Click to tweet: http://clicktotweet.com/m187X .  People often ask, "what is the Universe expanding into?"  Whereas there may be a real answer to this, because of brane theory, even if that's true it may be an improper question reflecting a misunderstanding of the nature of space.

The idea of the Universe being like the skin of an inflating balloon is a popular metaphor but also probably misleading.  Space is indeed very likely to be expanding and that is definitely in a way like standing on the skin of an inflating balloon watching the rest of the Universe recede in all directions, except of course that it's in three dimensions rather than two.  The problem with that image is that it suggests that the Universe is situated in hyperspace and "blowing up" into a hyperspace which already exists.  This is an absolute view of space.

Gottfried Wilhelm Leibniz saw time as a relationship between events.  In his view, which has turned out to be wrong, relationships such as earlier, later and simultaneity are transient, and if X is later than Y and Y is later than Z, then X is later than Z.  Relativity shows this to be incorrect because time is more like love than height - X can love Y and Y can love Z, but it doesn't follow that X loves Z if X loves Y and Y loves Z, and time is similar.  Nonetheless, space can be seen as like time in this way, consisting of a relationship abstracted from direction and distance. To illustrate this, i introduce a thought experiment where he imagines a finite material Universe surrounded by infinite empty space, which is then shifted instantly to one side.  There would be no way to tell that this had happened, and therefore it can't.  This is said to be because space is a relationship between objects rather than a container for them.

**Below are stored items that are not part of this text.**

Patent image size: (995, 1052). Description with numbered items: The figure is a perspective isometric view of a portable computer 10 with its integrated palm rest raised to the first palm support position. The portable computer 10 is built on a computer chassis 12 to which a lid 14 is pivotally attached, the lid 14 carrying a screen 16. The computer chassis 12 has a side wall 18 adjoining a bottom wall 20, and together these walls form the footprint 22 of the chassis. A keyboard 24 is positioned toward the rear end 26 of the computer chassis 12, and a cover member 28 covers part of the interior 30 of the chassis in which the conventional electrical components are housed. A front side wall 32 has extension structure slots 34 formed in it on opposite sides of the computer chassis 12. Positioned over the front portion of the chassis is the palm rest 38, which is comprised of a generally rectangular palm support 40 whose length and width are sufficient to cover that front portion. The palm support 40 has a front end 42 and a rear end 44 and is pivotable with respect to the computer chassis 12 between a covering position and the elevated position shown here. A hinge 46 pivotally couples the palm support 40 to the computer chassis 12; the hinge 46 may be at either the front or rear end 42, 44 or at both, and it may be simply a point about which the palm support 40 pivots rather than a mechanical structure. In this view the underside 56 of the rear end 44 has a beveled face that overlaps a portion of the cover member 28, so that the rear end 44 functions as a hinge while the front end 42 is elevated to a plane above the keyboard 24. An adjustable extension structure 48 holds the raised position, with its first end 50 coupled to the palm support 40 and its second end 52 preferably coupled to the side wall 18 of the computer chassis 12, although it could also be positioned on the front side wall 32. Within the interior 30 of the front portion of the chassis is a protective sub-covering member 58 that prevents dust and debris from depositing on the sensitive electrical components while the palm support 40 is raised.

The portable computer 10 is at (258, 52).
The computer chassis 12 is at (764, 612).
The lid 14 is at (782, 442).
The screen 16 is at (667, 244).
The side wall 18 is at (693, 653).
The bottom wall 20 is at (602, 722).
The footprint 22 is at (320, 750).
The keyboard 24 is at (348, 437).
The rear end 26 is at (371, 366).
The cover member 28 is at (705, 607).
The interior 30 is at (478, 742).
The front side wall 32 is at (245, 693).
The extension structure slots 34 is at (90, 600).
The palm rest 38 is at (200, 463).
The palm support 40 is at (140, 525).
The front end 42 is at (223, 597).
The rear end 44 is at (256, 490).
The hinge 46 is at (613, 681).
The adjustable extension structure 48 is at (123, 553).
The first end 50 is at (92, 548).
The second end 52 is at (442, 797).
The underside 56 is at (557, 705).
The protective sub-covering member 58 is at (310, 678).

Isaac Newton disagreed, pointing out that inertia and acceleration appear to demonstrate that an object "knows" it's moving through space, and that therefore space must indeed be like a container for objects, although a highly unusual one and unprecedented in science because it cannot be observed as such.

A few centuries later, along came Albert Einstein, who presented another experiment for our minds:  suppose a train is moving past us close to the speed of light and a light goes on in the middle of the train.  Since someone standing on a station next to the train will perceive light as moving at the same speed, they will see the light reach the back wall of the carriage before it reaches the front wall, but for someone standing directly under the light, it will seem to reach both ends at the same time.  In other words, simultaneity is an illusion.

Einstein also said space was curved.  This doesn't quite mean what it appears to.  Space in fact has properties which are not easily observed on this planet and the scale on which we live.  There is in reality a maximum possible distance between two objects which if "exceeded" will result in a change of direction between them.  Space is expanding in the sense that the maximum possible distance constantly increases.  This is completely different, though potentially compatible, with the idea that the Universe is expanding into some kind of mysterious void, and to consider that it is resembles the idea that there is something north of the North Pole - it makes no sense.

This is slightly complicated by the fact that 'brane theory may be corroborated, but even if it is and it does turn out that in some way the space we know is a membrane like an expanding bubble in hyperspace, that needn't alter the fact that space is a relationship between objects combining the ideas of direction and distance, and not a container for those objects.

I hope that makes sense.
This came out of one of those endlessly repeated questions on Yahoo Answers, this time from Astronomy and Space for once (the other question there is about the Apollo hoax (which it wasn't, of course)).  It's also an example of a question which sounds like it's about science but is more philosophical.  As a video, it's yet another example of one i may as well not have bothered to make because it won't get watched.  Ah well, at least the mpreg vlog's doing OK.